As a producer, you are taking on social liability, if not actual legal liability, to not only verify that your package works and/or is free of any bugs (up to a reasonable point), but that it will also be maintained over time. This includes making sure your package in turn reflects changes to the packages upon which it depends, too.
Side note: I just ran a Yeoman generator (“node-express-mongo”), and was greeted with the following display, all of which are basically indicating (as near as I can tell—I haven’t tracked any of this down yet) that a package being installed depends on outdated versions of other packages.
npm WARN deprecated firstname.lastname@example.org: Please update to minimatch 3.0.2 or higher to avoid a RegExp DoS issue npm WARN deprecated email@example.com: Please update to minimatch 3.0.2 or higher to avoid a RegExp DoS issue npm WARN deprecated firstname.lastname@example.org: graceful-fs v3.0.0 and before will fail on node releases >= v7.0. Please update to graceful-fs@^4.0.0 as soon as possible. Use 'npm ls graceful-fs' to find it in the tree. npm WARN deprecated email@example.com: lodash@<3.0.0 is no longer maintained. Upgrade to lodash@^4.0.0. npm WARN deprecated CSSselect@0.7.0: the module is now available as 'css-select' npm WARN deprecated CSSwhat@0.4.7: the module is now available as 'css-what' npm WARN deprecated firstname.lastname@example.org: graceful-fs v3.0.0 and before will fail on node releases >= v7.0. Please update to graceful-fs@^4.0.0 as soon as possible. Use 'npm ls graceful-fs' to find it in the tree. npm WARN deprecated email@example.com: Please update to minimatch 3.0.2 or higher to avoid a RegExp DoS issue npm WARN deprecated firstname.lastname@example.org: ReDoS vulnerability parsing Set-Cookie https://nodesecurity.io/advisories/130 npm WARN deprecated email@example.com: this package has been reintegrated into npm and is now out of date with respect to npm npm WARN deprecated firstname.lastname@example.org: lodash@<3.0.0 is no longer maintained. Upgrade to lodash@^4.0.0. npm WARN deprecated email@example.com: Jade has been renamed to pug, please install the latest version of pug instead of jade npm WARN deprecated firstname.lastname@example.org: Please update to minimatch 3.0.2 or higher to avoid a RegExp DoS issue
This collection does not exactly inspire confidence. This list also seems to be getting longer and longer every time I run a Yeoman generator and install packages. What’s worse, there’s no single entity to which we can point the finger—every single package maintainer inside the npm repository needs to commit to keeping up with all the changes across the entire repository, or else this system slowly breaks down due to entropy.
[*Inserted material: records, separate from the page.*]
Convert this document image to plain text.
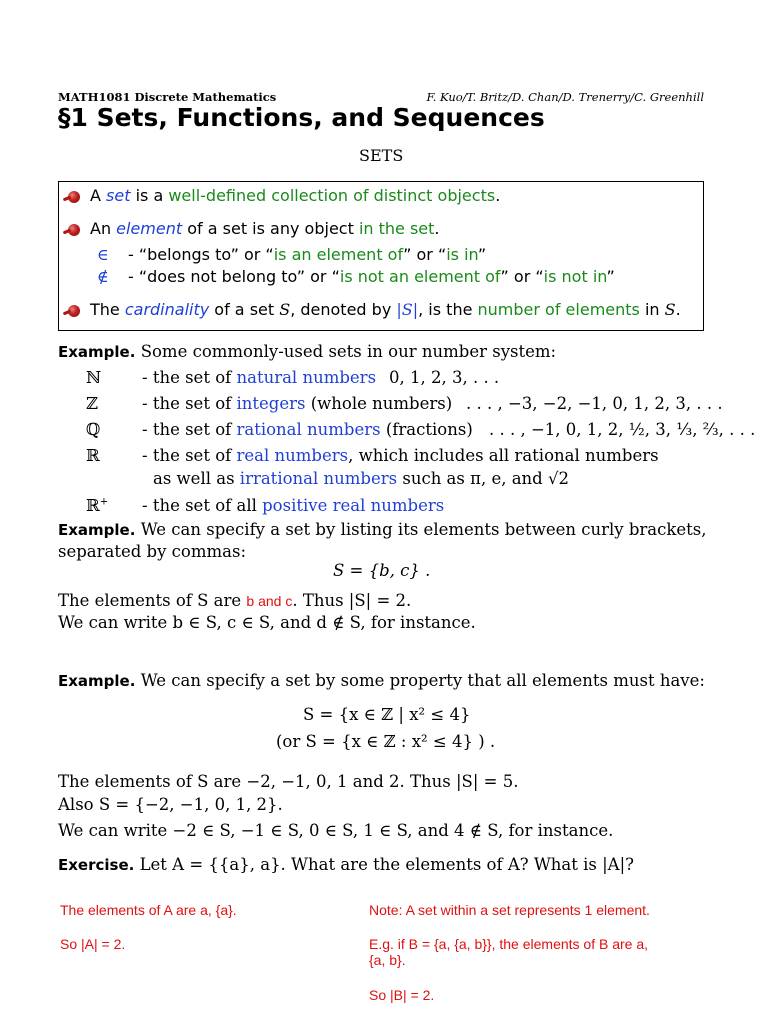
MATH1081 Discrete Mathematics	F. Kuo/T. Britz/D. Chan/D. Trenerry/C. Greenhill
§1 Sets, Functions, and Sequences
SETS
A set is a well-defined collection of distinct objects.
An element of a set is any object in the set.
∈ - “belongs to” or “is an element of” or “is in”
∉ - “does not belong to” or “is not an element of” or “is not in”
The cardinality of a set S, denoted by |S|, is the number of elements in S.
Example. Some commonly-used sets in our number system:
ℕ - the set of natural numbers 0, 1, 2, 3, . . .
ℤ	- the set of integers (whole numbers) . . . , −3, −2, −1, 0, 1, 2, 3, . . .
ℚ	- the set of rational numbers (fractions) . . . , −1, 0, 1, 2, ½, 3, ⅓, ⅔, . . .
ℝ	- the set of real numbers, which includes all rational numbers
as well as irrational numbers such as π, e, and √2
ℝ+ - the set of all positive real numbers
Example. We can specify a set by listing its elements between curly brackets,
separated by commas:
S = {b, c} .
The elements of S are b and c. Thus |S| = 2.
We can write b ∈ S, c ∈ S, and d ∉ S, for instance.
Example. We can specify a set by some property that all elements must have:
S = {x ∈ ℤ | x² ≤ 4}
(or S = {x ∈ ℤ : x² ≤ 4} ) .
The elements of S are −2, −1, 0, 1 and 2. Thus |S| = 5.
Also S = {−2, −1, 0, 1, 2}.
We can write −2 ∈ S, −1 ∈ S, 0 ∈ S, 1 ∈ S, and 4 ∉ S, for instance.
Exercise. Let A = {{a}, a}. What are the elements of A? What is |A|?
The elements of A are a, {a}.
So |A| = 2.
Note: A set within a set represents 1 element.
E.g. if B = {a, {a, b}}, the elements of B are a,
{a, b}.
So |B| = 2.
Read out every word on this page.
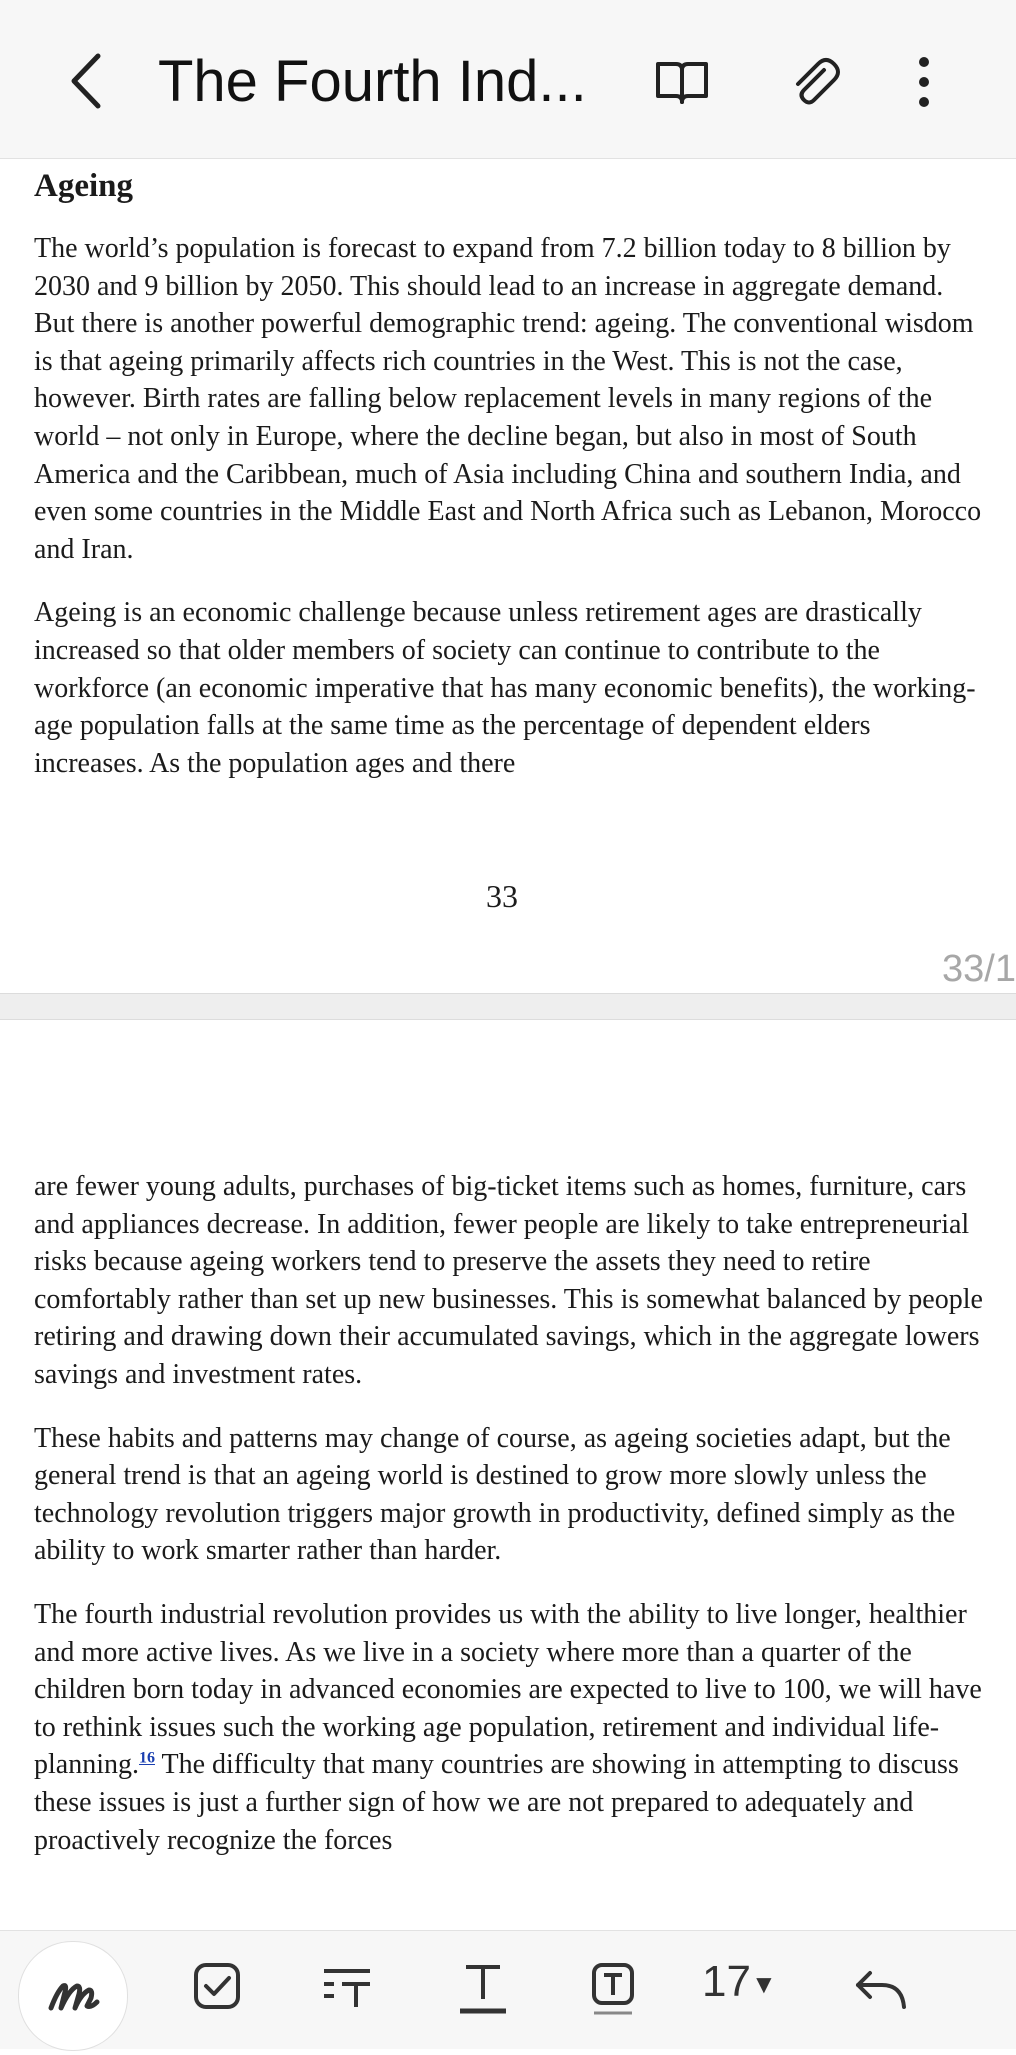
The Fourth Ind...
Ageing

The world’s population is forecast to expand from 7.2 billion today to 8 billion by 2030 and 9 billion by 2050. This should lead to an increase in aggregate demand. But there is another powerful demographic trend: ageing. The conventional wisdom is that ageing primarily affects rich countries in the West. This is not the case, however. Birth rates are falling below replacement levels in many regions of the world – not only in Europe, where the decline began, but also in most of South America and the Caribbean, much of Asia including China and southern India, and even some countries in the Middle East and North Africa such as Lebanon, Morocco and Iran.

Ageing is an economic challenge because unless retirement ages are drastically increased so that older members of society can continue to contribute to the workforce (an economic imperative that has many economic benefits), the working-age population falls at the same time as the percentage of dependent elders increases. As the population ages and there

33
33/1

are fewer young adults, purchases of big-ticket items such as homes, furniture, cars and appliances decrease. In addition, fewer people are likely to take entrepreneurial risks because ageing workers tend to preserve the assets they need to retire comfortably rather than set up new businesses. This is somewhat balanced by people retiring and drawing down their accumulated savings, which in the aggregate lowers savings and investment rates.

These habits and patterns may change of course, as ageing societies adapt, but the general trend is that an ageing world is destined to grow more slowly unless the technology revolution triggers major growth in productivity, defined simply as the ability to work smarter rather than harder.

The fourth industrial revolution provides us with the ability to live longer, healthier and more active lives. As we live in a society where more than a quarter of the children born today in advanced economies are expected to live to 100, we will have to rethink issues such the working age population, retirement and individual life-planning.$^{16}$ The difficulty that many countries are showing in attempting to discuss these issues is just a further sign of how we are not prepared to adequately and proactively recognize the forces

17▼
And remember, entropy always wins.
Question: How much do repository entities learn from each other?
Sonatype, the company that “owns” the Maven repository, went so far as to blog about the whole situation, and it’s well worth the read. They take a fairly selfish (meaning, from their own) perspective on the situation, talking about what lessons the corporate entity that owns npm should take away, but there’s some good nuggets in there. How much has the NuGet team read up on this? Or the Haskell community? What was the thought process from the folks who maintain Ruby gems? And so on.
Supply Chain Management
All of these are the kinds of questions that any manufacturing company has had to wrestle with, under the larger term “Supply Chain Management”. If you currently run a software development department, and you currently use libraries that are developed out-of-house (which is to say, everybody), then you owe it to your customers and consumers and operations staff and executive management to read up on this subject and find some ideas for how to manage your software supply chain.
And no, there’s no books on the subject of which I’m aware, because, let’s face it, compared to the latest me-too Single Page Application framework, Software Supply Chain Management is about as sexy as bridge physics or crop insurance.
Until the unthinkable happens, anyway.